LAGOON ROOKERY
Survey Showing the Close Contact of Village, Slaughter-Field and Breeding Grounds.
Looking from the village across the cove and down upon the lagoon, still another strange contradiction appears—at least it seems a natural contradiction to one’s usual ideas. Here we see the Lagoon rookery, a reach of ground upon which some twenty-five or thirty thousand breeding-seals come out regularly every year during the appointed time, and go through their whole elaborate system of reproduction, without showing the slightest concern for or attention to the scene directly east of them and across that shallow slough not eighty feet in width. There are the great slaughtering fields of St. Paul Island; there are the sand-flats where every seal has been slaughtered for years upon years back, for its skin; and even as we take this note, forty men are standing there knocking down a drove of two or three thousand “holluschickie” for their day’s work, and as they labor, the whacking of their clubs and the sounds of their voices must be as plain to those breeding-seals, which are not one hundred feet from them, as it is to us, a quarter of a mile distant! In addition to this enumeration of disturbances, well calculated to amaze, and dismay, and drive off every seal within its influence, are the decaying bodies of the last year’s catch—seventy-five thousand or eighty-five thousand unburied carcasses—that are sloughing away into the sand which, two or three seasons from now, nature will, in its infinite charity, cover with the greenest of all green grasses. The whitened bones and grinning skulls of over three million seals have bleached out on that slaughtering-spot, and are buried below its surface.
Directly under the north face of the village hill, where it falls to the narrow flat between its feet and the cove, the natives have sunk a well.

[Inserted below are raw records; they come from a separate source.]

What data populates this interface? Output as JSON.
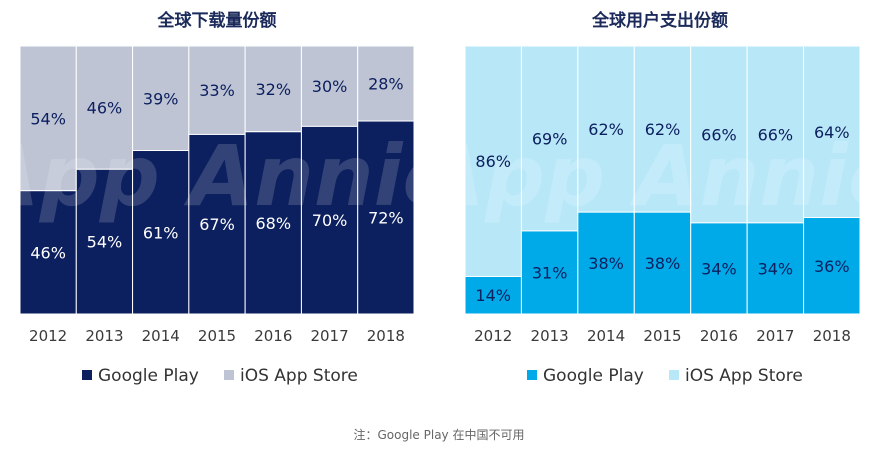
{
  "colors": {
    "google_play_dark": "#0c1f5e",
    "ios_light_gray": "#bec4d4",
    "google_play_blue": "#00a9e8",
    "ios_light_blue": "#b8e7f8",
    "title_color": "#1b2a5a",
    "label_dark": "#0c1f5e",
    "label_white": "#ffffff"
  },
  "watermark_text": "App Annie",
  "chart_data": [
    {
      "type": "bar",
      "stacked": true,
      "title": "全球下载量份额",
      "categories": [
        "2012",
        "2013",
        "2014",
        "2015",
        "2016",
        "2017",
        "2018"
      ],
      "series": [
        {
          "name": "Google Play",
          "values": [
            46,
            54,
            61,
            67,
            68,
            70,
            72
          ],
          "labels": [
            "46%",
            "54%",
            "61%",
            "67%",
            "68%",
            "70%",
            "72%"
          ]
        },
        {
          "name": "iOS App Store",
          "values": [
            54,
            46,
            39,
            33,
            32,
            30,
            28
          ],
          "labels": [
            "54%",
            "46%",
            "39%",
            "33%",
            "32%",
            "30%",
            "28%"
          ]
        }
      ],
      "ylim": [
        0,
        100
      ],
      "legend": "bottom"
    },
    {
      "type": "bar",
      "stacked": true,
      "title": "全球用户支出份额",
      "categories": [
        "2012",
        "2013",
        "2014",
        "2015",
        "2016",
        "2017",
        "2018"
      ],
      "series": [
        {
          "name": "Google Play",
          "values": [
            14,
            31,
            38,
            38,
            34,
            34,
            36
          ],
          "labels": [
            "14%",
            "31%",
            "38%",
            "38%",
            "34%",
            "34%",
            "36%"
          ]
        },
        {
          "name": "iOS App Store",
          "values": [
            86,
            69,
            62,
            62,
            66,
            66,
            64
          ],
          "labels": [
            "86%",
            "69%",
            "62%",
            "62%",
            "66%",
            "66%",
            "64%"
          ]
        }
      ],
      "ylim": [
        0,
        100
      ],
      "legend": "bottom"
    }
  ],
  "footnote": "注：Google Play 在中国不可用"
}
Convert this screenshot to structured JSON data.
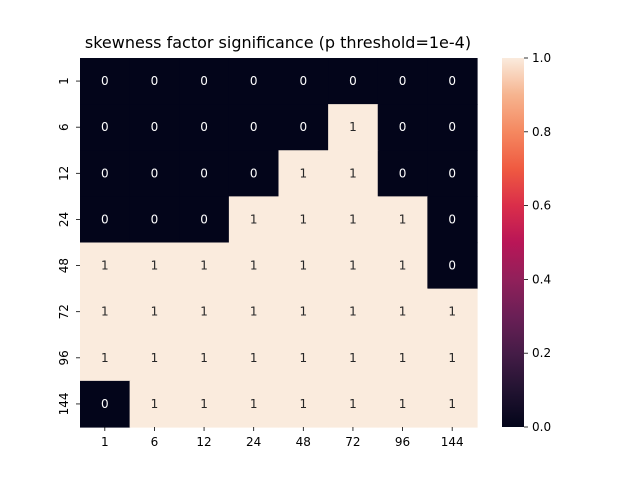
{
  "chart_data": {
    "type": "heatmap",
    "title": "skewness factor significance (p threshold=1e-4)",
    "xlabel": "",
    "ylabel": "",
    "x_categories": [
      "1",
      "6",
      "12",
      "24",
      "48",
      "72",
      "96",
      "144"
    ],
    "y_categories": [
      "1",
      "6",
      "12",
      "24",
      "48",
      "72",
      "96",
      "144"
    ],
    "values": [
      [
        0,
        0,
        0,
        0,
        0,
        0,
        0,
        0
      ],
      [
        0,
        0,
        0,
        0,
        0,
        1,
        0,
        0
      ],
      [
        0,
        0,
        0,
        0,
        1,
        1,
        0,
        0
      ],
      [
        0,
        0,
        0,
        1,
        1,
        1,
        1,
        0
      ],
      [
        1,
        1,
        1,
        1,
        1,
        1,
        1,
        0
      ],
      [
        1,
        1,
        1,
        1,
        1,
        1,
        1,
        1
      ],
      [
        1,
        1,
        1,
        1,
        1,
        1,
        1,
        1
      ],
      [
        0,
        1,
        1,
        1,
        1,
        1,
        1,
        1
      ]
    ],
    "annotations": [
      [
        "0",
        "0",
        "0",
        "0",
        "0",
        "0",
        "0",
        "0"
      ],
      [
        "0",
        "0",
        "0",
        "0",
        "0",
        "1",
        "0",
        "0"
      ],
      [
        "0",
        "0",
        "0",
        "0",
        "1",
        "1",
        "0",
        "0"
      ],
      [
        "0",
        "0",
        "0",
        "1",
        "1",
        "1",
        "1",
        "0"
      ],
      [
        "1",
        "1",
        "1",
        "1",
        "1",
        "1",
        "1",
        "0"
      ],
      [
        "1",
        "1",
        "1",
        "1",
        "1",
        "1",
        "1",
        "1"
      ],
      [
        "1",
        "1",
        "1",
        "1",
        "1",
        "1",
        "1",
        "1"
      ],
      [
        "0",
        "1",
        "1",
        "1",
        "1",
        "1",
        "1",
        "1"
      ]
    ],
    "colorbar": {
      "range": [
        0.0,
        1.0
      ],
      "ticks": [
        "0.0",
        "0.2",
        "0.4",
        "0.6",
        "0.8",
        "1.0"
      ],
      "colormap": "rocket"
    },
    "colors": {
      "low": "#03051a",
      "high": "#faebdd",
      "text_on_low": "#ffffff",
      "text_on_high": "#262626"
    },
    "grid": false,
    "legend": "colorbar-right"
  }
}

It was excavated in 1857, they say, and subsequently deepened to its present condition in 1868. It is twelve feet deep, and the diggers said that they found bones of the sea-lion and fur-seal thickly distributed every foot down, from top to bottom. How much lower these osteological remains of prehistoric pinnipeds can be found no one knows as yet. The water here, on that account, has never been fit to drink, or even to cook with, but, being soft, was and is used by the natives for washing clothes, etc. Most likely, it records a spot upon which the Russians, during the heyday of their early occupation, drove the unhappy visitors of Nah Speel to slaughter. There is no Golgotha known to man elsewhere in the world as extensive as this one of St. Paul.

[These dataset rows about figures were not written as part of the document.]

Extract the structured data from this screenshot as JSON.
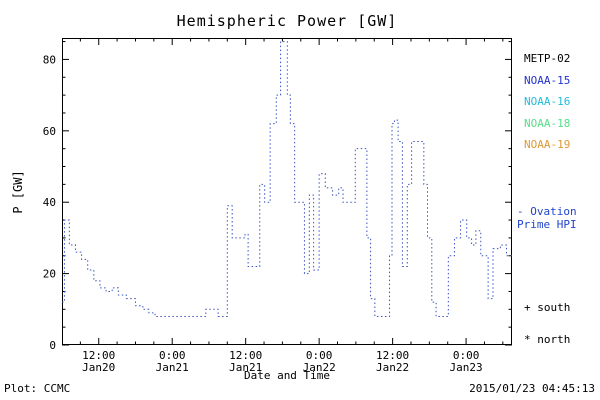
{
  "title": "Hemispheric Power [GW]",
  "chart_data": {
    "type": "line",
    "title": "Hemispheric Power [GW]",
    "xlabel": "Date and Time",
    "ylabel": "P [GW]",
    "ylim": [
      0,
      86
    ],
    "yticks": [
      0,
      20,
      40,
      60,
      80
    ],
    "y_minor_step": 5,
    "xlim_hours": [
      0,
      73.5
    ],
    "x_minor_step_hours": 3,
    "xticks": [
      {
        "h": 6,
        "time": "12:00",
        "date": "Jan20"
      },
      {
        "h": 18,
        "time": "0:00",
        "date": "Jan21"
      },
      {
        "h": 30,
        "time": "12:00",
        "date": "Jan21"
      },
      {
        "h": 42,
        "time": "0:00",
        "date": "Jan22"
      },
      {
        "h": 54,
        "time": "12:00",
        "date": "Jan22"
      },
      {
        "h": 66,
        "time": "0:00",
        "date": "Jan23"
      }
    ],
    "grid": false,
    "line_style": "dotted-step",
    "line_color": "#3a55c0",
    "series": [
      {
        "name": "Ovation Prime HPI",
        "points": [
          [
            0,
            12
          ],
          [
            0.4,
            35
          ],
          [
            1.2,
            28
          ],
          [
            2.2,
            26
          ],
          [
            3.2,
            24
          ],
          [
            4.2,
            21
          ],
          [
            5.2,
            18
          ],
          [
            6.2,
            16
          ],
          [
            7.2,
            15
          ],
          [
            8.2,
            16
          ],
          [
            9.2,
            14
          ],
          [
            10.5,
            13
          ],
          [
            12,
            11
          ],
          [
            13.2,
            10
          ],
          [
            14.2,
            9
          ],
          [
            15.2,
            8
          ],
          [
            23.5,
            10
          ],
          [
            25.5,
            8
          ],
          [
            27,
            39
          ],
          [
            27.8,
            30
          ],
          [
            29.5,
            30
          ],
          [
            29.9,
            31
          ],
          [
            30.4,
            22
          ],
          [
            31.6,
            22
          ],
          [
            32.3,
            45
          ],
          [
            33.1,
            40
          ],
          [
            34,
            62
          ],
          [
            35,
            70
          ],
          [
            35.7,
            85
          ],
          [
            36.8,
            70
          ],
          [
            37.3,
            62
          ],
          [
            38,
            40
          ],
          [
            39.2,
            40
          ],
          [
            39.6,
            20
          ],
          [
            40.4,
            42
          ],
          [
            41.1,
            21
          ],
          [
            42,
            48
          ],
          [
            43,
            44
          ],
          [
            44.2,
            42
          ],
          [
            45.2,
            44
          ],
          [
            45.9,
            40
          ],
          [
            47.2,
            40
          ],
          [
            47.9,
            55
          ],
          [
            49.1,
            55
          ],
          [
            49.8,
            30
          ],
          [
            50.4,
            13
          ],
          [
            51.1,
            8
          ],
          [
            53.2,
            8
          ],
          [
            53.5,
            25
          ],
          [
            53.9,
            62
          ],
          [
            54.3,
            63
          ],
          [
            54.9,
            57
          ],
          [
            55.6,
            22
          ],
          [
            56.4,
            45
          ],
          [
            57.1,
            57
          ],
          [
            58.6,
            57
          ],
          [
            59.1,
            45
          ],
          [
            59.7,
            30
          ],
          [
            60.4,
            12
          ],
          [
            61.1,
            8
          ],
          [
            62.6,
            8
          ],
          [
            63.1,
            25
          ],
          [
            64.1,
            30
          ],
          [
            65.1,
            35
          ],
          [
            66.1,
            30
          ],
          [
            66.9,
            28
          ],
          [
            67.6,
            32
          ],
          [
            68.4,
            25
          ],
          [
            69.6,
            13
          ],
          [
            70.4,
            27
          ],
          [
            71.6,
            28
          ],
          [
            72.6,
            25
          ],
          [
            73.5,
            25
          ]
        ]
      }
    ]
  },
  "legend": {
    "satellites": [
      {
        "label": "METP-02",
        "color": "#000000"
      },
      {
        "label": "NOAA-15",
        "color": "#2233cc"
      },
      {
        "label": "NOAA-16",
        "color": "#22bbdd"
      },
      {
        "label": "NOAA-18",
        "color": "#55dd88"
      },
      {
        "label": "NOAA-19",
        "color": "#dd9933"
      }
    ],
    "model": {
      "dash": "-",
      "name_line1": "Ovation",
      "name_line2": "Prime HPI",
      "color": "#2244cc"
    },
    "markers": [
      {
        "symbol": "+",
        "label": "south"
      },
      {
        "symbol": "*",
        "label": "north"
      }
    ]
  },
  "footer": {
    "left": "Plot: CCMC",
    "right": "2015/01/23 04:45:13"
  }
}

Yet, the natives say that this Lagoon rookery is a new feature in the distribution of the seals; that when the people first came here and located a part of the present village, in 1824 up to 1847, there never had been a breeding-seal on that Lagoon rookery of to-day; so they have hauled up here from a small beginning, not very long ago, until they have attained their present numerical expansion, in spite of all these exhibitions of butchery of their kind, executed right under their eyes, and in full knowledge of their nostrils, while the groans and low moanings of their stricken species, stretched out beneath the clubs of the sealers, must have been and are far plainer in their ears than they are in our own!
Still they come—they multiply, and they increase—knowing so well that they belong to a class which intelligent men never did molest. To-day at least they know it, or they would not submit to these manifestations which we have just cited, so close to their knowledge.
The Lagoon rookery, however, never can be a large one, on account of the very nature of this ground selected by the seals; it is a bar simply pushed up beyond the surf-wash of boulders, water-worn and rounded, which has almost enclosed and cut away the Lagoon from its parent sea. In my opinion, the time is not far distant when that estuary will be another inland lake of St. Paul, walled out from salt water and freshened by rain and melting snow, as are the other pools, lakes, and lakelets on the island.
Zapadnie, in itself, is something like the Reef plateau on its eastern face, for it slopes up gradually and gently to the parade-plateau above—a parade-ground not so smooth, however, being very rough and rocky, but which the seals enjoy. Just around the point, a low strip of rocky bar and beach connects it with the ridge-walls of Southwest Point, a very small breeding rookery, so small that it is not worthy of a survey, is located here. I think, probably, on account of the nature of the ground, that it will never hold its own, and is more than likely abandoned by this time.
One of the prehistoric villages, the village of Pribylov’s time, was established here between that point and the cemetery ridge, on which the northern wing of Zapadnie rests. An old burying-ground, with its characteristic Russian crosses and faded pictures of the saints, is plainly marked on the ridge. It was at this little bight of sandy landing that Pribylov’s men first came ashore and took possession of the island, while others in the same season proceeded to Northeast Point and to the north shore to establish settlements of their own order. When the indiscriminate sealing of 1868 was in progress, one of the parties lived here, and a salt-house which was then erected by them still stands. It is in a very fair state of preservation, although it has never been occupied since, except by the natives who come over here from the village in the summer to pick those berries of the Empetrum and Rubus, which abound in the greatest profusion around the rough and rocky flats that environ a little lake adjacent. The young people of St. Paul are very fond of this berry-festival, so-called among themselves, and they stay there every August, camping out, a week or ten days at a time, before returning to their homes in the village.